Katar hat in den vergangenen Jahren mehr und mehr an Einfluss auf internationaler Bühne gewonnen. Dabei gibt das winzige Land aber vielen Rätsel auf: Der Däumling am Persischen Golf gehört zu den treibenden Kräften gegen Syriens Diktator Baschar al-Assad, unterhält gute Beziehungen zu Iran, Israel und Saudi-Arabien, fungiert als Moderator zwischen den afghanischen Taliban und den USA und unterstützt die schwankende Herrschaft von Ägyptens Muslimbrüdern mit Milliardensummen. Dank seiner enormen Gasvorkommen zählt Katar zu den reichsten Ländern der Welt, ist ökonomisch ein Riese, tanzt mit auf fast jedem diplomatischen Parkett und bleibt doch mit seinen 250.000 einheimischen Bewohnern demographisch ein Zwerg.

Seit 1995 an der Macht hat Scheich Hamad bin Khalifa al-Thani in den letzten 18 Jahren aus der verschlafenen Halbinsel einen ökonomischen Riesen und diplomatischen Meisterjongleur gemacht. Am Dienstag nun will der 61-Jährige die Macht freiwillig, per königlichem Dekret und Fernsehansprache weitergeben – an den 33-jährigen Tamim bin Hamad al-Thani, den Viertgeborenen unter seinen Söhnen. "Der Emir ist überzeugt, dass er die nächste Generation fördern muss und junge Leute ins Kabinett berufen werden sollten", hieß es zur Begründung aus seiner Umgebung.

Der scheidende Herrscher leidet zudem unter schlechter Gesundheit und ist offenbar auch die Rangeleien in seinem über tausendköpfigen Herrscherclan satt. "Die einen feiern zu viel, die anderen beten zu viel", beschreibt ein Beobachter den internen Dauerzwist.
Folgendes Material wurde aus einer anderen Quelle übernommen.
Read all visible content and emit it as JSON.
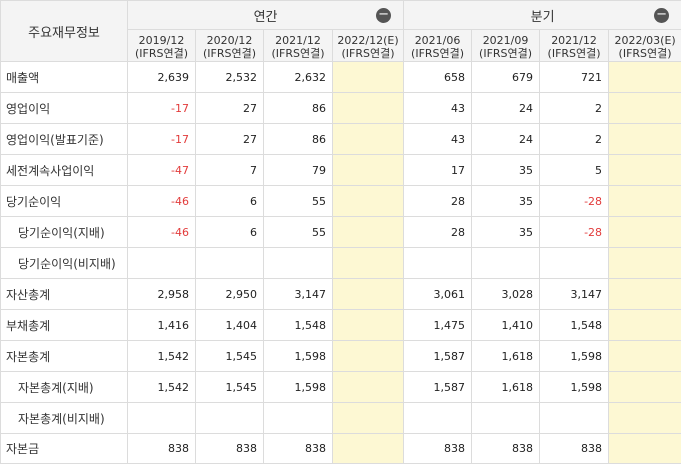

Der Schöpfer des modernen Katar hatte 1996 nach dem Vorbild der BBC den Nachrichtensender Al Jazeera aus der Taufe gehoben. Seit 1998 beherbergt der Wüstenstaat zudem das Hauptquartier der US-Truppen im Nahen Osten. Die Hauptstadt Doha stieg nach und nach zum politischen Gastgeber internationaler Treffen auf, nicht nur für die Welthandelsrunde, auch für die arabische Liga, den Golf-Kooperationsrat und die OPEC. 2022 wird hier zum ersten Mal die Fußball-WM in einem arabischen Land ausgetragen. Neun Stadien sollen bis dahin gebaut werden. Und für 40 Milliarden Dollar lässt sich das Golfemirat ein komplettes Metro- und Eisenbahnnetz installieren.

Hoffnungen auf einen demokratischen Wandel sollte man sich mit dem Wechsel an der Staatsspitze aber nicht machen. Katar hat weder ein Parlament, noch Parteien, weder eine Zivilgesellschaft, noch eine unabhängige Justiz. Kritische Blogger sind den Mächtigen ein Dorn im Auge. Das Buch Auch das Volk von Katar will Reformen des Intellektuellen Ali Khalifa al-Kuwari, der regelmäßig politische Salons in Doha veranstaltet, wurde verboten. Der Poet Muhammad al-Ajami erhielt wegen eines angeblichen "Aufrufes zum Umsturz" lebenslange Haft. Inzwischen wurde die Strafe des Dissidenten von dem abtretenden Emir auf 15 Jahre reduziert. Dabei lässt al-Thani über seinen Fernsehsender Al Jazeera anderen Staaten gerne Demokratie predigen.

Frommer Flügel der Herrscherfamilie

Thronerbe Tamim bin Hamad al-Thani stammt aus dem frommen Flügel der Familie, steht den Muslimbrüdern auffällig nahe und ist Vize-Kommandeur der Streitkräfte. Wie viele andere arabische Potentaten wurde er an der renommierten britischen Militärakademie Sandhurst ausgebildet. Er ist verheiratet mit zwei Frauen und hat sechs Kinder.

Als politischer Neuling übernimmt er das Kommando in rauen Zeiten, denn auch unter seinen Untertanen wächst die Unruhe über den Kurs des Landes. Immer mehr fürchten, dass Katars feudale Häupter im Nahen Osten längst in einer falschen diplomatischen Gewichtsklasse boxen und bald zu Boden gehen könnten. "Was haben uns die Milliarden an Waffenhilfe in Syrien gebracht?", zitiert der britische Economist jüngst ein katarisches Regierungsmitglied. "Wir haben Assad nicht gestürzt, aber vier Millionen Menschen obdachlos gemacht."